Kenn Acker – Still golfing and creating at age 90.

Heaven's gate “When I spray it with the hose the bottles make music.”


“My day starts having breakfast with wife Barbara and daughter Renee, who lives with us. Renee does the cooking, thank goodness,” Kenn Acker says laughing.
 
Then Renee and Barbara are off to work at DermaSmooth Medical Spa in the Memphis Place Mall and he is off to golf or exercise.
 
“My caregiver from Comfort Keepers comes four hours a day. She is my hanging out buddy and chauffeur. We are off to the hardware store or shopping and then she makes lunch. We are making placemats out of the tons of photos that Barbara, Renee and I have taken over the years. Then we will take the placemats to be laminated. We just finished making Texas stepping stones painted with the state flag.”
 
If he is watching TV during the day it is game shows – especially “The Price Is Right,”

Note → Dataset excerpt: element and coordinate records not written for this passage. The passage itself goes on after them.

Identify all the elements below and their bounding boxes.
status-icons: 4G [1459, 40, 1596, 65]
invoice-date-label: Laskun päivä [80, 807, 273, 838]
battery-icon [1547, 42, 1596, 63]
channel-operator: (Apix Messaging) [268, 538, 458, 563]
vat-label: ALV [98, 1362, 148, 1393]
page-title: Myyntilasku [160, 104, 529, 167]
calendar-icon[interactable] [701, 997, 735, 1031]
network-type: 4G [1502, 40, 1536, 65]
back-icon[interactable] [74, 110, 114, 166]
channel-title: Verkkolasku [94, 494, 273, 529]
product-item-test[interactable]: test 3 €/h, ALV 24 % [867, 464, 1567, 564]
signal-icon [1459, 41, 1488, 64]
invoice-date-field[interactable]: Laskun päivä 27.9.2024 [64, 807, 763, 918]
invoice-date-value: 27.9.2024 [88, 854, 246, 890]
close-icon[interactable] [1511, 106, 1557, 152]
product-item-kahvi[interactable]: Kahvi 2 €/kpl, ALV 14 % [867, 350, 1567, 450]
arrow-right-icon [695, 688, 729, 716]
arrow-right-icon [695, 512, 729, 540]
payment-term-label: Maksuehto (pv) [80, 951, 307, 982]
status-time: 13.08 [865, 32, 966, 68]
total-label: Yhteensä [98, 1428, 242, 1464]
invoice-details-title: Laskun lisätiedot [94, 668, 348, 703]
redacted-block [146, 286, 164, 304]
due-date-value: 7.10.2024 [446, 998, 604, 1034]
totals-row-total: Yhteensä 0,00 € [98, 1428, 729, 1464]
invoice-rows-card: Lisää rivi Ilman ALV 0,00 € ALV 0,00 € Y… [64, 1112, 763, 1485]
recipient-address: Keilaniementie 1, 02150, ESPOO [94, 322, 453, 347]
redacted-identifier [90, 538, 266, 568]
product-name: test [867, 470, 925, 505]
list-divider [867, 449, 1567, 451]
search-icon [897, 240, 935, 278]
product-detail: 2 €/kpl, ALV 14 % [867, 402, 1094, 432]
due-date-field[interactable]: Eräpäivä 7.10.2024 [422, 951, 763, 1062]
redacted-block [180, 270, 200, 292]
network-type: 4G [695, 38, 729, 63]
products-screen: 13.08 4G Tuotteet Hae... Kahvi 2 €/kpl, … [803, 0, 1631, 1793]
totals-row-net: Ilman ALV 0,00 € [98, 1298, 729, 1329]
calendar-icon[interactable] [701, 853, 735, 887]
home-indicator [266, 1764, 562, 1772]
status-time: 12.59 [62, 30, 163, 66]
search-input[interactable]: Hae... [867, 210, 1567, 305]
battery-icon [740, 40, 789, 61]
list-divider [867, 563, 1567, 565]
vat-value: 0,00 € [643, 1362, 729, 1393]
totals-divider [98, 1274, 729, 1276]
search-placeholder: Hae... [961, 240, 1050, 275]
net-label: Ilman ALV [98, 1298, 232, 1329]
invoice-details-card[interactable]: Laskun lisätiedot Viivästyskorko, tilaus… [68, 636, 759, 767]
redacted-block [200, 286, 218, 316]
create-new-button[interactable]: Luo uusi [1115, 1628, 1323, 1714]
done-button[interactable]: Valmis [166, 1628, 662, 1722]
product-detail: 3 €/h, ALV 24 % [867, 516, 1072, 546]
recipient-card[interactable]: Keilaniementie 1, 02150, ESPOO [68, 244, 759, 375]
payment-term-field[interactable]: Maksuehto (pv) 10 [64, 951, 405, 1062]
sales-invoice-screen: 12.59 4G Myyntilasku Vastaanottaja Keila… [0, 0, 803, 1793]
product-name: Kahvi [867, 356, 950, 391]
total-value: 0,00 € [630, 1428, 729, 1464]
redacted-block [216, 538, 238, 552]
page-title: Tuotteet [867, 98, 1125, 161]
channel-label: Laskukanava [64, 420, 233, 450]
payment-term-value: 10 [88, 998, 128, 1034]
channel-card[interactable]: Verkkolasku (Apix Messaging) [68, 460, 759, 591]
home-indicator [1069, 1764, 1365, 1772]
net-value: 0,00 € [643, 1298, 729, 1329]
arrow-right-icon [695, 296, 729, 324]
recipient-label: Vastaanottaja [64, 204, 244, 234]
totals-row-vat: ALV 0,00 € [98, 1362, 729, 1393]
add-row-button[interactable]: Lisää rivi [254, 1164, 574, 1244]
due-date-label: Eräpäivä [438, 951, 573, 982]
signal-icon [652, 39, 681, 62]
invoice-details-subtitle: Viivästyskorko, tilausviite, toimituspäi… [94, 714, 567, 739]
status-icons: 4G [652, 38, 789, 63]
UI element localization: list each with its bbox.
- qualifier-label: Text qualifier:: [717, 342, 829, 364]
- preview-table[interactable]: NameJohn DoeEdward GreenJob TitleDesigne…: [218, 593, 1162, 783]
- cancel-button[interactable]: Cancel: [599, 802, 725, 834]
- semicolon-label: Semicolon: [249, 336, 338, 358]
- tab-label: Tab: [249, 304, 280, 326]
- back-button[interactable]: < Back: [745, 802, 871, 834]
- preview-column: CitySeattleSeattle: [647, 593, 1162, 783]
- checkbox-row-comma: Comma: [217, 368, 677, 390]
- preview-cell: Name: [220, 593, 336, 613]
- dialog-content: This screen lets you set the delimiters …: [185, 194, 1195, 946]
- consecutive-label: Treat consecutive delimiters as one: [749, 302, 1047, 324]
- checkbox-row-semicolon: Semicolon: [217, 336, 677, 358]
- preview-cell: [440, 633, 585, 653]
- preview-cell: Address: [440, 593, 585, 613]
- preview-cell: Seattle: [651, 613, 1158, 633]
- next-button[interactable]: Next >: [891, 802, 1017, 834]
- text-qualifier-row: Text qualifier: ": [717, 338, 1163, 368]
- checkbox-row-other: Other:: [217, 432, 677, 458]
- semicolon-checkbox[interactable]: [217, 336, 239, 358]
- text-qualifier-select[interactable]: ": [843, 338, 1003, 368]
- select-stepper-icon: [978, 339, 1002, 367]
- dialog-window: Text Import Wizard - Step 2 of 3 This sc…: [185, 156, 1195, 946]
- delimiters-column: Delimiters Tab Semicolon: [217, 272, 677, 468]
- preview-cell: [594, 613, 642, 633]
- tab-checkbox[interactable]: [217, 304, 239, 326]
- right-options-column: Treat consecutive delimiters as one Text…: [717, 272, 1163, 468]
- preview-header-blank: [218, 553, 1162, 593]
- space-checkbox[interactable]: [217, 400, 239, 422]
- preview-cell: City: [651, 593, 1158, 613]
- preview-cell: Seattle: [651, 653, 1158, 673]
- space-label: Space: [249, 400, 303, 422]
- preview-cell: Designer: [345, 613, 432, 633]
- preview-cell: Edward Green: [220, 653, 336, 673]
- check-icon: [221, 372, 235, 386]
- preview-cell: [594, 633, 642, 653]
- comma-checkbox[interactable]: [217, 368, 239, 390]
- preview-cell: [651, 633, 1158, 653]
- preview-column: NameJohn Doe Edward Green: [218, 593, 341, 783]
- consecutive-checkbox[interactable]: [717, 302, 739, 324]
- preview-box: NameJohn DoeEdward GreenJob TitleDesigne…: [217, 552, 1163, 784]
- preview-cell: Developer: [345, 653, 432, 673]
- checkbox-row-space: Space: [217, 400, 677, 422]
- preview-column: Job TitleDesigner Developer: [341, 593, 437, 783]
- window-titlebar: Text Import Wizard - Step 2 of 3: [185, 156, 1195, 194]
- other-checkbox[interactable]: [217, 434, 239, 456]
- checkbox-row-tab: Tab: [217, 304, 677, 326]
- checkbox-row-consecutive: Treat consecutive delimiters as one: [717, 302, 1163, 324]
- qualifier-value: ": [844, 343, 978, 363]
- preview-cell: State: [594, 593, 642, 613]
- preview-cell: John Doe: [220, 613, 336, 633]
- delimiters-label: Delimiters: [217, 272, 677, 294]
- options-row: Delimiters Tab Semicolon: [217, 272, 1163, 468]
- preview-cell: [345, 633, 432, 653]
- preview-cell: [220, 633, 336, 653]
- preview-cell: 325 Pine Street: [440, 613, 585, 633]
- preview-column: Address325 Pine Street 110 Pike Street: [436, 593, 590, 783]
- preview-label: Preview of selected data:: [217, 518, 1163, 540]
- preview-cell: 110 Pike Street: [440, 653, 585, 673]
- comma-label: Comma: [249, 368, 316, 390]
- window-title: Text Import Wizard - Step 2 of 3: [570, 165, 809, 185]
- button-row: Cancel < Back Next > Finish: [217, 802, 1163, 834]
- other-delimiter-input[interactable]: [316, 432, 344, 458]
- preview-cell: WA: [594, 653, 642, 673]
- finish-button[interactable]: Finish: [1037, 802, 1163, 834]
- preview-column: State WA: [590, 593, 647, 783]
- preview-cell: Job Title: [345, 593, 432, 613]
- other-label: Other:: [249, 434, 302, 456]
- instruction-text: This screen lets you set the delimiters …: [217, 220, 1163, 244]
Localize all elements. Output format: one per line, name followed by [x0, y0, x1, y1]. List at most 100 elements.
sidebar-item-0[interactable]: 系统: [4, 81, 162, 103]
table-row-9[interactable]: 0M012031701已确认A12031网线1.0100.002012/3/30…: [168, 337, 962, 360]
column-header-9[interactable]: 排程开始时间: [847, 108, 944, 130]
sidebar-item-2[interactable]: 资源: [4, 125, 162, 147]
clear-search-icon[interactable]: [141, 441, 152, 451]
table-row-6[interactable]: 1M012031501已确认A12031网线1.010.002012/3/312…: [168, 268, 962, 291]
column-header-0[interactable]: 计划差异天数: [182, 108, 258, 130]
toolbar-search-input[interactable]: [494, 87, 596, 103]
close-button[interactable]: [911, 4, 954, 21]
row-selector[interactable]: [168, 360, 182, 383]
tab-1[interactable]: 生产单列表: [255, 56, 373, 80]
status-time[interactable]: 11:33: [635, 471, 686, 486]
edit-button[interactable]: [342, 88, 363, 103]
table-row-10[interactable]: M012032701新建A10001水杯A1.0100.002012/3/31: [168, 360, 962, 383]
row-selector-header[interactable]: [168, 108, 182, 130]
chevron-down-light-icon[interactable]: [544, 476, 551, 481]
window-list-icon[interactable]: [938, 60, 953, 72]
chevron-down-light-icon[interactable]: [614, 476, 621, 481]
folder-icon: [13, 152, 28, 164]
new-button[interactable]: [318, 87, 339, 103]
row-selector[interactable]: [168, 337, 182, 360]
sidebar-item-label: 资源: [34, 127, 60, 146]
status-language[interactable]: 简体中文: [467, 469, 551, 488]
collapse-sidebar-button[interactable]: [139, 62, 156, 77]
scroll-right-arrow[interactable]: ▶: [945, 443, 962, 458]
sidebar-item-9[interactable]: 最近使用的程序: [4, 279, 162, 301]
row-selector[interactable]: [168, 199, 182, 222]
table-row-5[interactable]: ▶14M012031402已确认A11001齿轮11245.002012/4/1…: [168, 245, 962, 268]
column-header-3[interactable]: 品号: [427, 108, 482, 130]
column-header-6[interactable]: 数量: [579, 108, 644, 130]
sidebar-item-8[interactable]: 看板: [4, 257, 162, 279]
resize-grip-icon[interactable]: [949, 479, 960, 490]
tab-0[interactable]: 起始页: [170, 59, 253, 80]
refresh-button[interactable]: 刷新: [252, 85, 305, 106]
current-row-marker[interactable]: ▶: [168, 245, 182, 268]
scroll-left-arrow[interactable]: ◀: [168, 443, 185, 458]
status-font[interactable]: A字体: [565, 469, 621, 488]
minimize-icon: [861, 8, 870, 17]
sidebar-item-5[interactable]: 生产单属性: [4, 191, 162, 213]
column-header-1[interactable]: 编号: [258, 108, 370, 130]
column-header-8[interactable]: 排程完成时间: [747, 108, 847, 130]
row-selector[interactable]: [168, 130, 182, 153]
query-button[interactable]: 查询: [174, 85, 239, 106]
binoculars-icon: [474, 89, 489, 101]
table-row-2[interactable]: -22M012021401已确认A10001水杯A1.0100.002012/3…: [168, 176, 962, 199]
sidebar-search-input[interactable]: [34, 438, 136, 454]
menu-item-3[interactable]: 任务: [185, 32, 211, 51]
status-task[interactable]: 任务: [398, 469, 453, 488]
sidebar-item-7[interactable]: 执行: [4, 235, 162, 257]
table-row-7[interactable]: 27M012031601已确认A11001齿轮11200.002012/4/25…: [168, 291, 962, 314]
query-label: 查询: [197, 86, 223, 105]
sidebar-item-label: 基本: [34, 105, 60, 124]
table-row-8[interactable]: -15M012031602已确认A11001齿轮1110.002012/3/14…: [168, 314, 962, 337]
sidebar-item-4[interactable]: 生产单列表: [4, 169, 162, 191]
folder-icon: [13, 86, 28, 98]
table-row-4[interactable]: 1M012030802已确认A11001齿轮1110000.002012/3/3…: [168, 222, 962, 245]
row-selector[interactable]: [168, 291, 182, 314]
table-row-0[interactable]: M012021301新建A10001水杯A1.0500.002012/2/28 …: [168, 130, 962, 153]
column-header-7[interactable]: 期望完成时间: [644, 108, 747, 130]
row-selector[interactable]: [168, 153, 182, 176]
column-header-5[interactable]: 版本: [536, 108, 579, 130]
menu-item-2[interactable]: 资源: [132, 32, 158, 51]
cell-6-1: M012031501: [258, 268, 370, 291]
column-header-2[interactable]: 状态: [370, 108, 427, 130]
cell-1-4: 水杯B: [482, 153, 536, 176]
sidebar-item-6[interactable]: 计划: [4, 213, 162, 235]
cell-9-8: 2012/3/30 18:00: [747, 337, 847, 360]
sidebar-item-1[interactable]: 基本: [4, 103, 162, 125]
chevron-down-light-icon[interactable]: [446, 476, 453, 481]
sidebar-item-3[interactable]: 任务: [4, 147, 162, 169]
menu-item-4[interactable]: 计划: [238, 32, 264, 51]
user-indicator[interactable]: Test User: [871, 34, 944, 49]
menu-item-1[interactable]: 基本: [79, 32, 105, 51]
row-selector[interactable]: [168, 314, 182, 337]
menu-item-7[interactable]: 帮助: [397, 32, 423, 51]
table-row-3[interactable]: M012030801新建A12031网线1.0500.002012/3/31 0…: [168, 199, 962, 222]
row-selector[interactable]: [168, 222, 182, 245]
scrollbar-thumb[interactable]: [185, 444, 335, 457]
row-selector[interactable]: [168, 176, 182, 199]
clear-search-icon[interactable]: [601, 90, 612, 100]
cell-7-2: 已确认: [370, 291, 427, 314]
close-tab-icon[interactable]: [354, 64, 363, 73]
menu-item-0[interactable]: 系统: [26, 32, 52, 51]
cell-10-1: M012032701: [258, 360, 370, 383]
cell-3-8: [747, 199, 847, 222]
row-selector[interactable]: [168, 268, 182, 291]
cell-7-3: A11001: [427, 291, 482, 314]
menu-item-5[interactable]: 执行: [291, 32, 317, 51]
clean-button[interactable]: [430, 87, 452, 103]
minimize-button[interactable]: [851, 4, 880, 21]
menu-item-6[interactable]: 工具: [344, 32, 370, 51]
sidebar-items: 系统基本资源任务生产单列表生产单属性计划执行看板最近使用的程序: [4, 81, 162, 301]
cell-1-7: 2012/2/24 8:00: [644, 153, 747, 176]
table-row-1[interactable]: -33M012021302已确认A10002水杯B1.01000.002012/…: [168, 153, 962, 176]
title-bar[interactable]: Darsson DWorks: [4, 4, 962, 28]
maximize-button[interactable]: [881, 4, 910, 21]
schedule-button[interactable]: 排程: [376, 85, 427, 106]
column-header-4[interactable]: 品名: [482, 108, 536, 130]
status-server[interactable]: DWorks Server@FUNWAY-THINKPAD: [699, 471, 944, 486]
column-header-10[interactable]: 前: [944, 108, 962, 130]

with his therapy dog, a six pound poodle named Lacee who reminds him when to take his Parkinson’s medicine.
 
“Dad went with me to the new Buddy Holly Hall last October when “The Price Is Right” was being filmed here,” says Renee. “We were both ready to ‘Come on Down’ but they didn’t call us.”
 
Making things are a big part of his day and his life. Last March daughter Renee told him, “it is time for you to get busy living or get busy dying!”  So, he got busy with a collection of wine bottles, a drill, some rebar and made a beautiful fence and gate he named “Heaven’s Gate.” It took 90 bottles. He only broke four drilling. Then he found a windmill and topped it with that.
 
“Restaurants Abuelo’s and Triple J Chophouse saved their wine bottles for me. People are always asking if I will take an order to make one for them. I say, ‘No, but I will give you the instructions,’” he adds.
 
Kenn grew up in Nazareth Texas, a German farming community of 300 about 75 miles northwest of Lubbock. “I had 16 in my high school graduating class. The largest in Nazareth history,” he laughs.
 
Then he was off to Texas Tech for a degree in Animal Husbandry and traveling with his Tech Ag buddies to judge livestock in places like Chicago, Denver and Kansas City. After two years in the army and a year as County Agent in Temple he went to work at JC Penney department store running the men’s department. That is where he met his wife Barbara. “She was a high school student working afternoons in the layaway department. We married in 1958,” he remembers. After 35 years in management with Penney’s, he retired in 1993.
 
Kenn and Barbara have had 18 foreign exchange students living with them. “And, they have come back and visited mom and dad,” Renee says. “And mom and dad traveled the world visiting them – even to the winter and summer Olympics. And, since mom and dad made sure all 18 knew each other some of them would join them on their trips.”
 
Kenn admits that he is not very “tech savvy.” “I can barely make and take calls on my cell.  When telemarketers call me during the day I just say, ‘Sorry, but I didn’t join the 21st Century.’ And I hang up. I feel so blessed to be alive.”